3.      Recours des fonctionnaires – Agents de la Banque européenne d’investissement – Acte faisant grief – Notion – Prime annuelle accordée à titre discrétionnaire en fonction des performances du bénéficiaire – Inclusion

(Statut des fonctionnaires, art. 90, § 2 ; règlement du personnel de la Banque européenne d’investissement, annexe II)

4.      Recours des fonctionnaires – Agents de la Banque européenne d’investissement – Intérêt à agir – Recours dirigé contre le premier bulletin de salaire à la suite d’une réforme du système de rémunération – Recevabilité

(Statut des fonctionnaires, art. 90 et 91 ; règlement du personnel de la Banque européenne d’investissement, art. 20)

5.      Fonctionnaires – Agents de la Banque européenne d’investissement – Nature réglementaire de la relation de travail – Organisation des services et fixation de la rémunération du personnel – Pouvoir d’appréciation de l’administration

(Protocole sur les privilèges et immunités de l’Union européenne, art, 21 ; règlement du personnel de la Banque européenne d’investissement, art. 13 et 20 ; règlement intérieur de la Banque européenne d’investissement, art. 31)

6.      Fonctionnaires – Agents de la Banque européenne d’investissement – Rémunération – Réforme du régime des primes – Pouvoir d’appréciation de l’administration – Portée – Obligation de maintenir l’ancien régime, plus favorable – Absence

7.      Fonctionnaires – Agents de la Banque européenne d’investissement – Organisation des services – Pouvoir d’appréciation de l’administration – Contrôle juridictionnel – Limites

1.      La correspondance entre le client et l’avocat non lié au client par un rapport d’emploi est confidentielle, pour autant qu’il s’agisse d’une correspondance échangée dans le cadre et aux fins du droit de la défense du client.

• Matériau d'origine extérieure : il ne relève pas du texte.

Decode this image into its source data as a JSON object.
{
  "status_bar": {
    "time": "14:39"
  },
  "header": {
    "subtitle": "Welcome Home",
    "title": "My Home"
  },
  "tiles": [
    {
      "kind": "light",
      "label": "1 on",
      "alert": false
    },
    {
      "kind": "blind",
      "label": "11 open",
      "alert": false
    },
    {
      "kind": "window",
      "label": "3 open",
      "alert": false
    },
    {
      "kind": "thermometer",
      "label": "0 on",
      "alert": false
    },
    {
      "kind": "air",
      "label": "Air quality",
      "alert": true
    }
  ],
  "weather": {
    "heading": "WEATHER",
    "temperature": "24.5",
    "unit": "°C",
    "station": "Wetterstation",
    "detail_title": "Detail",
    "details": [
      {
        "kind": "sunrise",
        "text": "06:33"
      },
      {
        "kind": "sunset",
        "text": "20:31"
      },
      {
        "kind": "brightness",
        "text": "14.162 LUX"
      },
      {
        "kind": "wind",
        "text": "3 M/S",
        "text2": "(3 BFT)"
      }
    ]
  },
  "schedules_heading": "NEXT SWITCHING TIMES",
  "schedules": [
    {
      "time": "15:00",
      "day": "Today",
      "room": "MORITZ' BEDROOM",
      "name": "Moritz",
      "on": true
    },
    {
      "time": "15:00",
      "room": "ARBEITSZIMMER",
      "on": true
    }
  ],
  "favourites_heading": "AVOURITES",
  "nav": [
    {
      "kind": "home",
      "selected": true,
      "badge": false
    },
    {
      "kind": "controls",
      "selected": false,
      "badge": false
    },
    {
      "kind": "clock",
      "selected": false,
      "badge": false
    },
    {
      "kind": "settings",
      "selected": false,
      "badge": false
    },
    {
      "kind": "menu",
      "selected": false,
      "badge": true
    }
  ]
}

Une consultation juridique rédigée dans un contexte de négociation collective entre les représentants du personnel et la direction d’une institution, en dehors de toute finalité répressive ou contentieuse, ne saurait constituer une correspondance échangée dans le cadre et aux fins du droit de la défense du client d’un avocat.

(voir points 46 et 47)

Référence à :

Cour : 18 mai 1982, AM & S/Commission, 155/79, point 21 ; 14 septembre 2010, Akzo Nobel Chemicals et Akcros Chemicals/Commission, C‑550/07 P, point 41

Tribunal de première instance : 4 avril 1990, Hilti/Commission, T‑30/89, point 13

2.      S’agissant du délai dans lequel un recours doit être introduit, lorsqu’aucune disposition du droit de l’Union n’a prévu un tel délai, les agents concernés sont en droit de s’attendre non pas à ce qu’un délai préfix de forclusion leur soit opposé, mais à ce qu’il soit fait application d’un délai raisonnable, lequel doit être apprécié en fonction de l’ensemble des circonstances propres à chaque affaire et, notamment, de l’enjeu du litige, de la complexité de l’affaire et du comportement des parties en présence. Il s’ensuit, en général, que la notion de délai raisonnable ne peut être entendue comme un délai de forclusion spécifique et, en particulier, que le délai de trois mois prévu à l’article 91, paragraphe 3, du statut ne peut s’appliquer par analogie en tant que délai de forclusion aux agents de la Banque européenne d’investissement lorsqu’ils introduisent un recours en annulation à l’encontre d’un acte émanant de cette dernière qui leur fait grief.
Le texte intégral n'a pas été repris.